Перед глазами проплыло утонченное, болезненное лицо Игорька — то, с фотографии в гостиной у Светы… Потом откуда-то появилась разбойничья, хитрая физиономия Васьки, его прищуренные глаза… И нельзя было понять, что он выкинет через минуту. Но то, что выкинет, это несомненно. И тогда неизвестно откуда вдруг всплыла мелкая такая, подленькая мыслишка: «А ведь оно и к лучшему, а, Плетнев? Ну, славная была баба, так что их, мало на свете? А то новые заботы… проблемы… Тебе оно самому-то сильно надо?»…
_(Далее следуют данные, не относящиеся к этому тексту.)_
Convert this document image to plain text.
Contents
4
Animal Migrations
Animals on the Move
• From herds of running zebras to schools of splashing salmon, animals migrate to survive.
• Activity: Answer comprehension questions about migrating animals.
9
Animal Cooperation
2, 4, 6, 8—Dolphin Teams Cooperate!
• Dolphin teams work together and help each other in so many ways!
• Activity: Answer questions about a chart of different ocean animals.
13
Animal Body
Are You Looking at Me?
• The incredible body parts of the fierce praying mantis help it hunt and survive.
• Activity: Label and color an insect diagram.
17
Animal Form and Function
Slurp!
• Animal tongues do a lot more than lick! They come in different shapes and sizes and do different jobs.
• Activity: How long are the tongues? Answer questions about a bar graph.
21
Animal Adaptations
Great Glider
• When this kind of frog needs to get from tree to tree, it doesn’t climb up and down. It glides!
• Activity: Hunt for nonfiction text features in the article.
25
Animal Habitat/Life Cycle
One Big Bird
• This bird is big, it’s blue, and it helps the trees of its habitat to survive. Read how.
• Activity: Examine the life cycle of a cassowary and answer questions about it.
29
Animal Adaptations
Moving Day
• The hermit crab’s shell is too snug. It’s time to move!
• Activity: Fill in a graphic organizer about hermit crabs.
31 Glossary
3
Было жарко, но ветерок, проникавший в открытые окна машины, не охлаждал салона. А у Плетнева было такое ощущение, будто он стоял под ледяным душем и едва сдерживал себя, чтобы не вскрикнуть от пронзительного холода.
Глава двенадцатая
ИСПЫТАНИЕ НА ПРОЧНОСТЬ
Пока Люся была в школе, Филипп не «дергался», там ничего с ней не могло случиться. Но бывали ситуации, когда преступники находили возможность вызвать ученика, или ученицу, на улицу, и тогда начинались дела уже непредсказуемые. Способов вызвать было немало. Ну, к примеру, — «там от матери кто-то пришел». Или там — «ваша домработница зовет», — это если известно им о тете Маше Глебовой. Ну, и так далее. Чтоб этого не произошло, Филипп и дежурил в машине, поглядывая на выход из школы.
А еще он время от времени включал прослушивающую систему. Ничего необычного не было. Шли занятия, а девчоночьи разговоры на переменках Филя благородно отключал. Люся могла быть спокойна за свое реноме.
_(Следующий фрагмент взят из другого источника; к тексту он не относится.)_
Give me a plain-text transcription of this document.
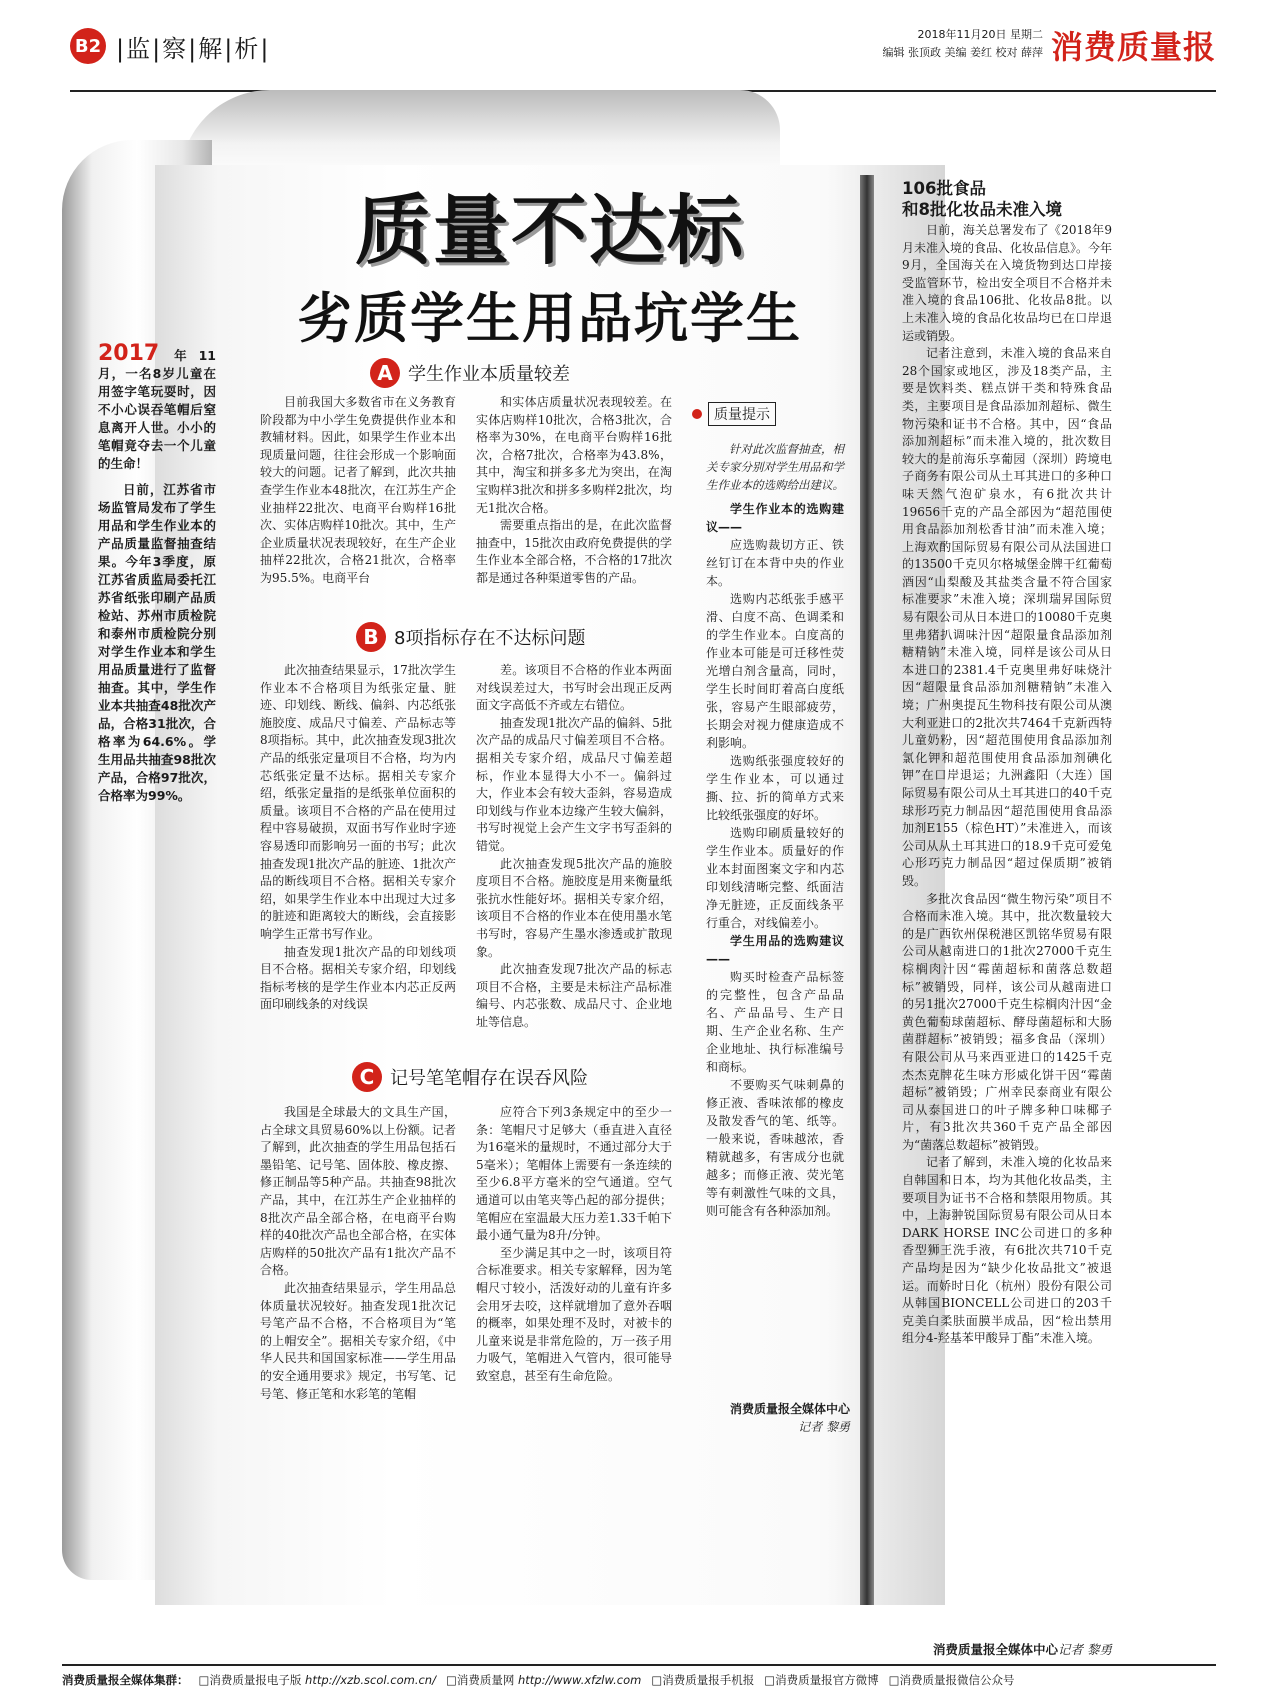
B2 |监|察|解|析|	2018年11月20日 星期二
编辑 张顶政 美编 姜红 校对 薛萍 消费质量报
质量不达标
劣质学生用品坑学生

2017 年11月，一名8岁儿童在用签字笔玩耍时，因不小心误吞笔帽后窒息离开人世。小小的笔帽竟夺去一个儿童的生命！

日前，江苏省市场监管局发布了学生用品和学生作业本的产品质量监督抽查结果。今年3季度，原江苏省质监局委托江苏省纸张印刷产品质检站、苏州市质检院和泰州市质检院分别对学生作业本和学生用品质量进行了监督抽查。其中，学生作业本共抽查48批次产品，合格31批次，合格率为64.6%。学生用品共抽查98批次产品，合格97批次，合格率为99%。

A 学生作业本质量较差

目前我国大多数省市在义务教育阶段都为中小学生免费提供作业本和教辅材料。因此，如果学生作业本出现质量问题，往往会形成一个影响面较大的问题。记者了解到，此次共抽查学生作业本48批次，在江苏生产企业抽样22批次、电商平台购样16批次、实体店购样10批次。其中，生产企业质量状况表现较好，在生产企业抽样22批次，合格21批次，合格率为95.5%。电商平台

和实体店质量状况表现较差。在实体店购样10批次，合格3批次，合格率为30%，在电商平台购样16批次，合格7批次，合格率为43.8%，其中，淘宝和拼多多尤为突出，在淘宝购样3批次和拼多多购样2批次，均无1批次合格。

需要重点指出的是，在此次监督抽查中，15批次由政府免费提供的学生作业本全部合格，不合格的17批次都是通过各种渠道零售的产品。

B 8项指标存在不达标问题

此次抽查结果显示，17批次学生作业本不合格项目为纸张定量、脏迹、印划线、断线、偏斜、内芯纸张施胶度、成品尺寸偏差、产品标志等8项指标。其中，此次抽查发现3批次产品的纸张定量项目不合格，均为内芯纸张定量不达标。据相关专家介绍，纸张定量指的是纸张单位面积的质量。该项目不合格的产品在使用过程中容易破损，双面书写作业时字迹容易透印而影响另一面的书写；此次抽查发现1批次产品的脏迹、1批次产品的断线项目不合格。据相关专家介绍，如果学生作业本中出现过大过多的脏迹和距离较大的断线，会直接影响学生正常书写作业。

抽查发现1批次产品的印划线项目不合格。据相关专家介绍，印划线指标考核的是学生作业本内芯正反两面印刷线条的对线误

差。该项目不合格的作业本两面对线误差过大，书写时会出现正反两面文字高低不齐或左右错位。

抽查发现1批次产品的偏斜、5批次产品的成品尺寸偏差项目不合格。据相关专家介绍，成品尺寸偏差超标，作业本显得大小不一。偏斜过大，作业本会有较大歪斜，容易造成印划线与作业本边缘产生较大偏斜，书写时视觉上会产生文字书写歪斜的错觉。

此次抽查发现5批次产品的施胶度项目不合格。施胶度是用来衡量纸张抗水性能好坏。据相关专家介绍，该项目不合格的作业本在使用墨水笔书写时，容易产生墨水渗透或扩散现象。

此次抽查发现7批次产品的标志项目不合格，主要是未标注产品标准编号、内芯张数、成品尺寸、企业地址等信息。

C 记号笔笔帽存在误吞风险

我国是全球最大的文具生产国，占全球文具贸易60%以上份额。记者了解到，此次抽查的学生用品包括石墨铅笔、记号笔、固体胶、橡皮擦、修正制品等5种产品。共抽查98批次产品，其中，在江苏生产企业抽样的8批次产品全部合格，在电商平台购样的40批次产品也全部合格，在实体店购样的50批次产品有1批次产品不合格。

此次抽查结果显示，学生用品总体质量状况较好。抽查发现1批次记号笔产品不合格，不合格项目为“笔的上帽安全”。据相关专家介绍，《中华人民共和国国家标准——学生用品的安全通用要求》规定，书写笔、记号笔、修正笔和水彩笔的笔帽

应符合下列3条规定中的至少一条：笔帽尺寸足够大（垂直进入直径为16毫米的量规时，不通过部分大于5毫米）；笔帽体上需要有一条连续的至少6.8平方毫米的空气通道。空气通道可以由笔夹等凸起的部分提供；笔帽应在室温最大压力差1.33千帕下最小通气量为8升/分钟。

至少满足其中之一时，该项目符合标准要求。相关专家解释，因为笔帽尺寸较小，活泼好动的儿童有许多会用牙去咬，这样就增加了意外吞咽的概率，如果处理不及时，对被卡的儿童来说是非常危险的，万一孩子用力吸气，笔帽进入气管内，很可能导致窒息，甚至有生命危险。

质量提示

针对此次监督抽查，相关专家分别对学生用品和学生作业本的选购给出建议。

学生作业本的选购建议——

应选购裁切方正、铁丝钉订在本背中央的作业本。

选购内芯纸张手感平滑、白度不高、色调柔和的学生作业本。白度高的作业本可能是可迁移性荧光增白剂含量高，同时，学生长时间盯着高白度纸张，容易产生眼部疲劳，长期会对视力健康造成不利影响。

选购纸张强度较好的学生作业本，可以通过撕、拉、折的简单方式来比较纸张强度的好坏。

选购印刷质量较好的学生作业本。质量好的作业本封面图案文字和内芯印划线清晰完整、纸面洁净无脏迹，正反面线条平行重合，对线偏差小。

学生用品的选购建议——

购买时检查产品标签的完整性，包含产品品名、产品品号、生产日期、生产企业名称、生产企业地址、执行标准编号和商标。

不要购买气味刺鼻的修正液、香味浓郁的橡皮及散发香气的笔、纸等。一般来说，香味越浓，香精就越多，有害成分也就越多；而修正液、荧光笔等有刺激性气味的文具，则可能含有各种添加剂。

消费质量报全媒体中心
记者 黎勇
106批食品
和8批化妆品未准入境

日前，海关总署发布了《2018年9月未准入境的食品、化妆品信息》。今年9月，全国海关在入境货物到达口岸接受监管环节，检出安全项目不合格并未准入境的食品106批、化妆品8批。以上未准入境的食品化妆品均已在口岸退运或销毁。

记者注意到，未准入境的食品来自28个国家或地区，涉及18类产品，主要是饮料类、糕点饼干类和特殊食品类，主要项目是食品添加剂超标、微生物污染和证书不合格。其中，因“食品添加剂超标”而未准入境的，批次数目较大的是前海乐享葡园（深圳）跨境电子商务有限公司从土耳其进口的多种口味天然气泡矿泉水，有6批次共计19656千克的产品全部因为“超范围使用食品添加剂松香甘油”而未准入境；上海欢酌国际贸易有限公司从法国进口的13500千克贝尔格城堡金牌干红葡萄酒因“山梨酸及其盐类含量不符合国家标准要求”未准入境；深圳瑞昇国际贸易有限公司从日本进口的10080千克奥里弗猪扒调味汁因“超限量食品添加剂糖精钠”未准入境，同样是该公司从日本进口的2381.4千克奥里弗好味烧汁因“超限量食品添加剂糖精钠”未准入境；广州奥提瓦生物科技有限公司从澳大利亚进口的2批次共7464千克新西特儿童奶粉，因“超范围使用食品添加剂氯化钾和超范围使用食品添加剂碘化钾”在口岸退运；九洲鑫阳（大连）国际贸易有限公司从土耳其进口的40千克球形巧克力制品因“超范围使用食品添加剂E155（棕色HT）”未准进入，而该公司从从土耳其进口的18.9千克可爱兔心形巧克力制品因“超过保质期”被销毁。

多批次食品因“微生物污染”项目不合格而未准入境。其中，批次数量较大的是广西钦州保税港区凯铭华贸易有限公司从越南进口的1批次27000千克生棕榈肉汁因“霉菌超标和菌落总数超标”被销毁，同样，该公司从越南进口的另1批次27000千克生棕榈肉汁因“金黄色葡萄球菌超标、酵母菌超标和大肠菌群超标”被销毁；福多食品（深圳）有限公司从马来西亚进口的1425千克杰杰克牌花生味方形威化饼干因“霉菌超标”被销毁；广州幸民泰商业有限公司从泰国进口的叶子牌多种口味椰子片，有3批次共360千克产品全部因为“菌落总数超标”被销毁。

记者了解到，未准入境的化妆品来自韩国和日本，均为其他化妆品类，主要项目为证书不合格和禁限用物质。其中，上海翀锐国际贸易有限公司从日本DARK HORSE INC公司进口的多种香型狮王洗手液，有6批次共710千克产品均是因为“缺少化妆品批文”被退运。而娇时日化（杭州）股份有限公司从韩国BIONCELL公司进口的203千克美白柔肤面膜半成品，因“检出禁用组分4-羟基苯甲酸异丁酯”未准入境。

消费质量报全媒体中心记者 黎勇
消费质量报全媒体集群： □消费质量报电子版 http://xzb.scol.com.cn/ □消费质量网 http://www.xfzlw.com □消费质量报手机报 □消费质量报官方微博 □消费质量报微信公众号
Когда школьные занятия закончились и Люся со своими подружками, как обычно, отправилась домой, Филя благоразумно не стал ей показываться на глаза: она должны была прочно усвоить, что ее охраняет невидимый телохранитель, и вести себя предельно естественно, без всякого внутреннего напряжения. А если б увидела, то и реакция могла стать соответствующей. Словом, действуем, как договорились.
Филипп знал, где девочка должна была остаться в одиночестве и, быстренько выскочив на Комсомольский проспект, прихватил с собой палочку — для конспирации, надел старенькую шляпу и пешком отправился ей навстречу.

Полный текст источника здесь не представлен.